The Research Centers in Minority Institutions (RCMI) program was established by the US Congress to support the development of biomedical research infrastructure at minority-serving institutions granting doctoral degrees in the health professions or in a health-related science. RCMI institutions also conduct research on diseases that disproportionately affect racial and ethnic minorities (ie, African Americans/Blacks, American Indians and Alaska Natives, Hispanics, Native Hawaiians and Other Pacific Islanders), those of low socioeconomic status, and rural persons. Quantitative metrics, including the numbers of doctoral science degrees granted to underrepresented students, NIH peer-reviewed research funding, peer-reviewed publications, and numbers of racial and ethnic minorities participating in sponsored research, demonstrate that RCMI grantee institutions have made substantial progress toward the intent of the Congressional legislation, as well as the NIH/NIMHD-linked goals of addressing workforce diversity and health disparities.
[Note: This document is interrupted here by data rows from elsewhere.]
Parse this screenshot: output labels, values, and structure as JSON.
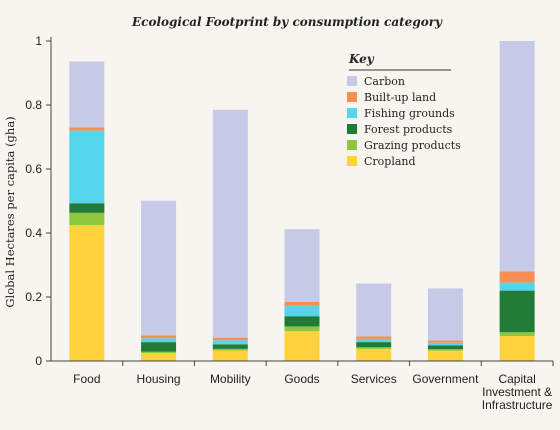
{
  "chart_data": {
    "type": "bar",
    "stacked": true,
    "title": "Ecological Footprint by consumption category",
    "ylabel": "Global Hectares per capita (gha)",
    "xlabel": "",
    "ylim": [
      0,
      1
    ],
    "yticks": [
      "0",
      "0.2",
      "0.4",
      "0.6",
      "0.8",
      "1"
    ],
    "grid": false,
    "legend_title": "Key",
    "legend_position": "top-right",
    "categories": [
      [
        "Food"
      ],
      [
        "Housing"
      ],
      [
        "Mobility"
      ],
      [
        "Goods"
      ],
      [
        "Services"
      ],
      [
        "Government"
      ],
      [
        "Capital",
        "Investment &",
        "Infrastructure"
      ]
    ],
    "series": [
      {
        "name": "Cropland",
        "color": "#fed23c",
        "values": [
          0.425,
          0.025,
          0.033,
          0.093,
          0.038,
          0.032,
          0.078
        ]
      },
      {
        "name": "Grazing products",
        "color": "#8dc63f",
        "values": [
          0.038,
          0.004,
          0.005,
          0.015,
          0.005,
          0.005,
          0.012
        ]
      },
      {
        "name": "Forest products",
        "color": "#217a35",
        "values": [
          0.03,
          0.03,
          0.014,
          0.032,
          0.016,
          0.012,
          0.13
        ]
      },
      {
        "name": "Fishing grounds",
        "color": "#55d5ec",
        "values": [
          0.227,
          0.012,
          0.013,
          0.033,
          0.01,
          0.008,
          0.025
        ]
      },
      {
        "name": "Built-up land",
        "color": "#f78f54",
        "values": [
          0.01,
          0.009,
          0.008,
          0.012,
          0.008,
          0.007,
          0.035
        ]
      },
      {
        "name": "Carbon",
        "color": "#c6cae6",
        "values": [
          0.206,
          0.421,
          0.712,
          0.227,
          0.165,
          0.163,
          0.72
        ]
      }
    ],
    "legend_order": [
      "Carbon",
      "Built-up land",
      "Fishing grounds",
      "Forest products",
      "Grazing products",
      "Cropland"
    ]
  }
}
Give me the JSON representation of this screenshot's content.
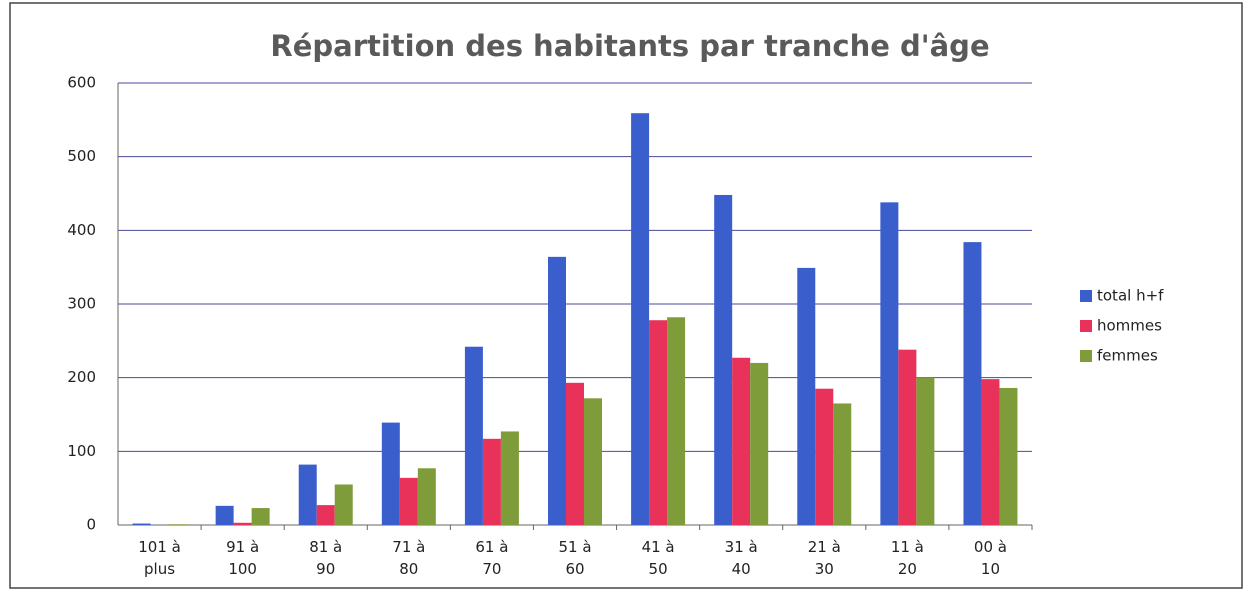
{
  "chart_data": {
    "type": "bar",
    "title": "Répartition des habitants par tranche d'âge",
    "categories": [
      "101 à plus",
      "91 à 100",
      "81 à 90",
      "71 à 80",
      "61 à 70",
      "51 à 60",
      "41 à 50",
      "31 à 40",
      "21 à 30",
      "11 à 20",
      "00 à 10"
    ],
    "series": [
      {
        "name": "total h+f",
        "color": "#3a5fcd",
        "values": [
          2,
          26,
          82,
          139,
          242,
          364,
          559,
          448,
          349,
          438,
          384
        ]
      },
      {
        "name": "hommes",
        "color": "#e8325a",
        "values": [
          0,
          3,
          27,
          64,
          117,
          193,
          278,
          227,
          185,
          238,
          198
        ]
      },
      {
        "name": "femmes",
        "color": "#7f9c3b",
        "values": [
          1,
          23,
          55,
          77,
          127,
          172,
          282,
          220,
          165,
          200,
          186
        ]
      }
    ],
    "ylim": [
      0,
      600
    ],
    "yticks": [
      0,
      100,
      200,
      300,
      400,
      500,
      600
    ],
    "grid": true,
    "legend": "right"
  }
}
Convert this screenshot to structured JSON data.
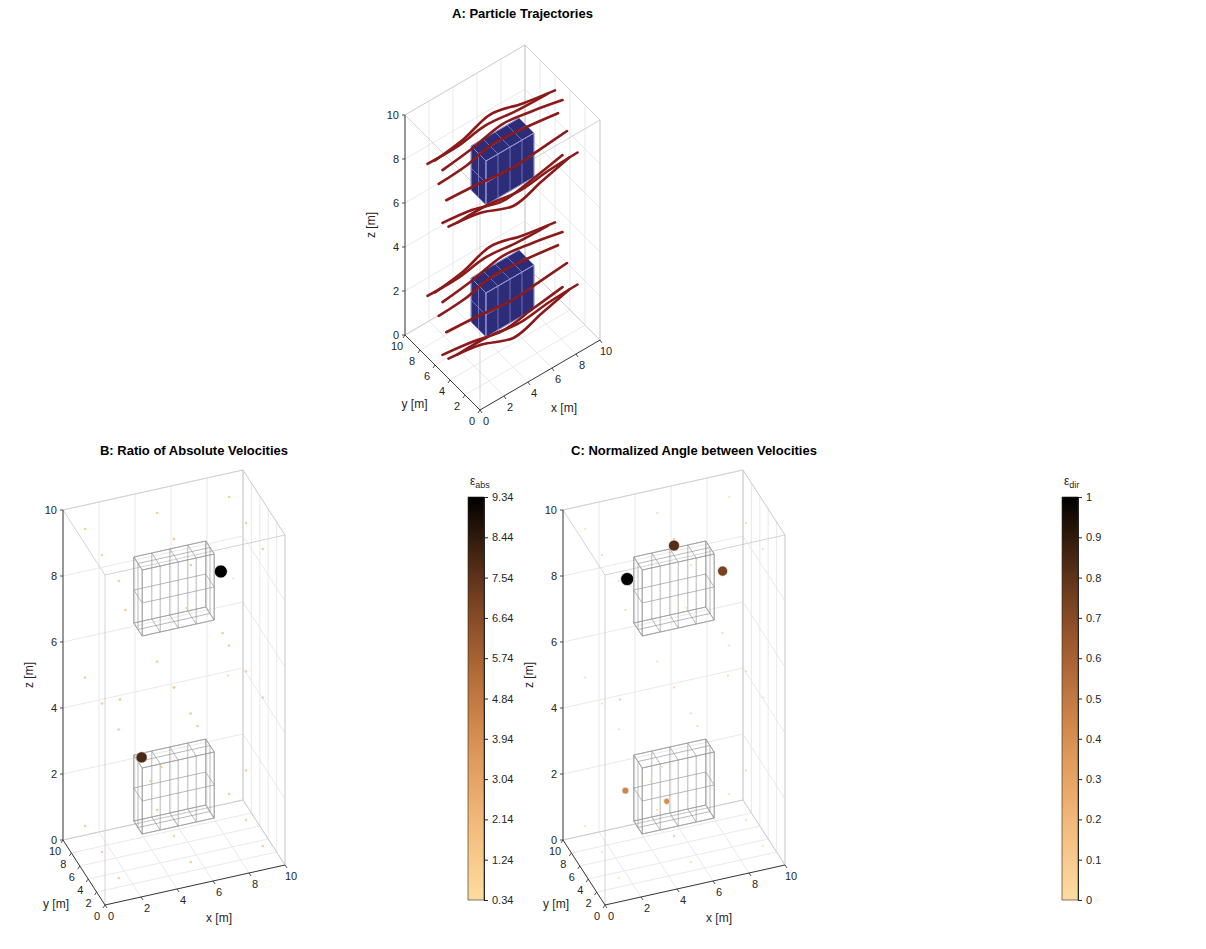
{
  "chart_data": [
    {
      "type": "line3d",
      "title": "A: Particle Trajectories",
      "xlabel": "x [m]",
      "ylabel": "y [m]",
      "zlabel": "z [m]",
      "xlim": [
        0,
        10
      ],
      "ylim": [
        0,
        10
      ],
      "zlim": [
        0,
        10
      ],
      "xticks": [
        0,
        2,
        4,
        6,
        8,
        10
      ],
      "yticks": [
        0,
        2,
        4,
        6,
        8,
        10
      ],
      "zticks": [
        0,
        2,
        4,
        6,
        8,
        10
      ],
      "grid": true,
      "color": "#8b1a1a",
      "obstacles": [
        {
          "x": [
            3,
            7
          ],
          "y": [
            4,
            6
          ],
          "z": [
            7,
            9
          ]
        },
        {
          "x": [
            3,
            7
          ],
          "y": [
            4,
            6
          ],
          "z": [
            1,
            3
          ]
        }
      ],
      "trajectories": [
        {
          "x": [
            0,
            2.5,
            5,
            7.5,
            10
          ],
          "y": [
            4.5,
            4.3,
            3.6,
            4.0,
            4.4
          ],
          "z": [
            8,
            8,
            8.2,
            8.1,
            8
          ]
        },
        {
          "x": [
            0,
            2.5,
            5,
            7.5,
            10
          ],
          "y": [
            5.5,
            5.7,
            6.4,
            6.0,
            5.6
          ],
          "z": [
            8.4,
            8.4,
            8.3,
            8.4,
            8.4
          ]
        },
        {
          "x": [
            0,
            2.5,
            5,
            7.5,
            10
          ],
          "y": [
            5,
            5,
            5,
            5,
            5
          ],
          "z": [
            9.2,
            9.4,
            9.7,
            9.5,
            9.2
          ]
        },
        {
          "x": [
            0,
            2.5,
            5,
            7.5,
            10
          ],
          "y": [
            5,
            5,
            5,
            5,
            5
          ],
          "z": [
            6.8,
            6.6,
            6.2,
            6.4,
            6.7
          ]
        },
        {
          "x": [
            0,
            2.5,
            5,
            7.5,
            10
          ],
          "y": [
            3,
            3,
            2.8,
            2.9,
            3
          ],
          "z": [
            7.5,
            7.5,
            7.4,
            7.5,
            7.5
          ]
        },
        {
          "x": [
            0,
            2.5,
            5,
            7.5,
            10
          ],
          "y": [
            7,
            7,
            7.2,
            7.1,
            7
          ],
          "z": [
            8.8,
            8.8,
            8.9,
            8.8,
            8.8
          ]
        },
        {
          "x": [
            0,
            2.5,
            5,
            7.5,
            10
          ],
          "y": [
            4.2,
            4,
            3.5,
            3.8,
            4.1
          ],
          "z": [
            6.9,
            6.8,
            6.5,
            6.7,
            6.9
          ]
        },
        {
          "x": [
            0,
            2.5,
            5,
            7.5,
            10
          ],
          "y": [
            6,
            6.2,
            6.6,
            6.3,
            6
          ],
          "z": [
            9.3,
            9.4,
            9.6,
            9.4,
            9.3
          ]
        },
        {
          "x": [
            0,
            2.5,
            5,
            7.5,
            10
          ],
          "y": [
            4.5,
            4.3,
            3.6,
            4.0,
            4.4
          ],
          "z": [
            2,
            2,
            2.2,
            2.1,
            2
          ]
        },
        {
          "x": [
            0,
            2.5,
            5,
            7.5,
            10
          ],
          "y": [
            5.5,
            5.7,
            6.4,
            6.0,
            5.6
          ],
          "z": [
            2.4,
            2.4,
            2.3,
            2.4,
            2.4
          ]
        },
        {
          "x": [
            0,
            2.5,
            5,
            7.5,
            10
          ],
          "y": [
            5,
            5,
            5,
            5,
            5
          ],
          "z": [
            3.2,
            3.4,
            3.7,
            3.5,
            3.2
          ]
        },
        {
          "x": [
            0,
            2.5,
            5,
            7.5,
            10
          ],
          "y": [
            5,
            5,
            5,
            5,
            5
          ],
          "z": [
            0.8,
            0.6,
            0.3,
            0.5,
            0.7
          ]
        },
        {
          "x": [
            0,
            2.5,
            5,
            7.5,
            10
          ],
          "y": [
            3,
            3,
            2.8,
            2.9,
            3
          ],
          "z": [
            1.5,
            1.5,
            1.4,
            1.5,
            1.5
          ]
        },
        {
          "x": [
            0,
            2.5,
            5,
            7.5,
            10
          ],
          "y": [
            7,
            7,
            7.2,
            7.1,
            7
          ],
          "z": [
            2.8,
            2.8,
            2.9,
            2.8,
            2.8
          ]
        },
        {
          "x": [
            0,
            2.5,
            5,
            7.5,
            10
          ],
          "y": [
            4.2,
            4,
            3.5,
            3.8,
            4.1
          ],
          "z": [
            0.9,
            0.8,
            0.5,
            0.7,
            0.9
          ]
        },
        {
          "x": [
            0,
            2.5,
            5,
            7.5,
            10
          ],
          "y": [
            6,
            6.2,
            6.6,
            6.3,
            6
          ],
          "z": [
            3.3,
            3.4,
            3.6,
            3.4,
            3.3
          ]
        }
      ]
    },
    {
      "type": "scatter3d",
      "title": "B: Ratio of Absolute Velocities",
      "xlabel": "x [m]",
      "ylabel": "y [m]",
      "zlabel": "z [m]",
      "xlim": [
        0,
        10
      ],
      "ylim": [
        0,
        10
      ],
      "zlim": [
        0,
        10
      ],
      "xticks": [
        0,
        2,
        4,
        6,
        8,
        10
      ],
      "yticks": [
        0,
        2,
        4,
        6,
        8,
        10
      ],
      "zticks": [
        0,
        2,
        4,
        6,
        8,
        10
      ],
      "grid": true,
      "obstacles": [
        {
          "x": [
            3,
            7
          ],
          "y": [
            4,
            6
          ],
          "z": [
            7,
            9
          ]
        },
        {
          "x": [
            3,
            7
          ],
          "y": [
            4,
            6
          ],
          "z": [
            1,
            3
          ]
        }
      ],
      "x": [
        1,
        5,
        9,
        1,
        5,
        9,
        1,
        5,
        9,
        1,
        5,
        9,
        1,
        5,
        9,
        1,
        5,
        9,
        1,
        5,
        9,
        1,
        5,
        9,
        1,
        5,
        9,
        3,
        7,
        3,
        7,
        2,
        8,
        5,
        5,
        9,
        7.6,
        3.2,
        8.3
      ],
      "y": [
        1,
        1,
        1,
        5,
        5,
        5,
        9,
        9,
        9,
        1,
        1,
        1,
        5,
        5,
        5,
        9,
        9,
        9,
        1,
        1,
        1,
        5,
        5,
        5,
        9,
        9,
        9,
        2,
        8,
        8,
        2,
        5,
        5,
        2,
        8,
        5,
        5,
        5,
        5
      ],
      "z": [
        0.5,
        0.5,
        0.5,
        0.5,
        0.5,
        0.5,
        0.5,
        0.5,
        0.5,
        5,
        5,
        5,
        5,
        5,
        5,
        5,
        5,
        5,
        9.5,
        9.5,
        9.5,
        9.5,
        9.5,
        9.5,
        9.5,
        9.5,
        9.5,
        3,
        3,
        7,
        7,
        5,
        5,
        8,
        2,
        2,
        8.2,
        3.1,
        7.9
      ],
      "values": [
        1.0,
        1.05,
        1.0,
        0.95,
        0.8,
        1.0,
        1.0,
        1.05,
        1.0,
        1.0,
        1.1,
        1.0,
        1.05,
        1.3,
        1.05,
        1.0,
        1.1,
        1.0,
        1.0,
        1.05,
        1.0,
        1.0,
        1.2,
        1.0,
        1.0,
        1.05,
        1.0,
        1.1,
        1.05,
        1.1,
        1.05,
        1.15,
        0.7,
        1.1,
        1.1,
        1.0,
        9.34,
        7.9,
        0.34
      ],
      "colorbar": {
        "label": {
          "symbol": "ε",
          "subscript": "abs"
        },
        "range": [
          0.34,
          9.34
        ],
        "ticks": [
          0.34,
          1.24,
          2.14,
          3.04,
          3.94,
          4.84,
          5.74,
          6.64,
          7.54,
          8.44,
          9.34
        ]
      }
    },
    {
      "type": "scatter3d",
      "title": "C: Normalized Angle between Velocities",
      "xlabel": "x [m]",
      "ylabel": "y [m]",
      "zlabel": "z [m]",
      "xlim": [
        0,
        10
      ],
      "ylim": [
        0,
        10
      ],
      "zlim": [
        0,
        10
      ],
      "xticks": [
        0,
        2,
        4,
        6,
        8,
        10
      ],
      "yticks": [
        0,
        2,
        4,
        6,
        8,
        10
      ],
      "zticks": [
        0,
        2,
        4,
        6,
        8,
        10
      ],
      "grid": true,
      "obstacles": [
        {
          "x": [
            3,
            7
          ],
          "y": [
            4,
            6
          ],
          "z": [
            7,
            9
          ]
        },
        {
          "x": [
            3,
            7
          ],
          "y": [
            4,
            6
          ],
          "z": [
            1,
            3
          ]
        }
      ],
      "x": [
        1,
        5,
        9,
        1,
        5,
        9,
        1,
        5,
        9,
        1,
        5,
        9,
        1,
        5,
        9,
        1,
        5,
        9,
        1,
        5,
        9,
        1,
        5,
        9,
        1,
        5,
        9,
        3,
        7,
        3,
        7,
        2,
        8,
        5,
        5,
        9,
        2.4,
        5,
        7.7,
        2.3,
        4.6
      ],
      "y": [
        1,
        1,
        1,
        5,
        5,
        5,
        9,
        9,
        9,
        1,
        1,
        1,
        5,
        5,
        5,
        9,
        9,
        9,
        1,
        1,
        1,
        5,
        5,
        5,
        9,
        9,
        9,
        2,
        8,
        8,
        2,
        5,
        5,
        2,
        8,
        5,
        5,
        5,
        5,
        5,
        5
      ],
      "z": [
        0.5,
        0.5,
        0.5,
        0.5,
        0.5,
        0.5,
        0.5,
        0.5,
        0.5,
        5,
        5,
        5,
        5,
        5,
        5,
        5,
        5,
        5,
        9.5,
        9.5,
        9.5,
        9.5,
        9.5,
        9.5,
        9.5,
        9.5,
        9.5,
        3,
        3,
        7,
        7,
        5,
        5,
        8,
        2,
        2,
        8.6,
        9.3,
        8.2,
        2.2,
        1.6
      ],
      "values": [
        0.01,
        0.02,
        0.01,
        0.02,
        0.05,
        0.02,
        0.01,
        0.02,
        0.01,
        0.01,
        0.02,
        0.01,
        0.02,
        0.04,
        0.02,
        0.01,
        0.02,
        0.01,
        0.01,
        0.02,
        0.01,
        0.02,
        0.06,
        0.02,
        0.01,
        0.02,
        0.01,
        0,
        0.03,
        0.02,
        0.03,
        0.05,
        0.04,
        0.03,
        0.03,
        0.02,
        1,
        0.82,
        0.74,
        0.45,
        0.4
      ],
      "colorbar": {
        "label": {
          "symbol": "ε",
          "subscript": "dir"
        },
        "range": [
          0,
          1
        ],
        "ticks": [
          0,
          0.1,
          0.2,
          0.3,
          0.4,
          0.5,
          0.6,
          0.7,
          0.8,
          0.9,
          1
        ]
      }
    }
  ]
}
Despite this progress, nationally, many challenges remain, including persistent disparities in research and career development awards to minority investigators. The continuing underrepresentation of minority investigators in NIH-sponsored research across multiple disease areas is of concern, in the face of unrelenting national health inequities. With the collaborative network support by the RCMI Translational Research Network (RTRN), the RCMI community is uniquely positioned to address these challenges through its community engagement and strategic partnerships with non-RCMI institutions. Funding agencies can play an important role by incentivizing such collaborations, and incorporating metrics for research funding that address underrepresented populations, workforce diversity and health equity.Ethn Dis. 2019;29(Suppl 1):135-144; doi:10.18865/ed.29.S1.135.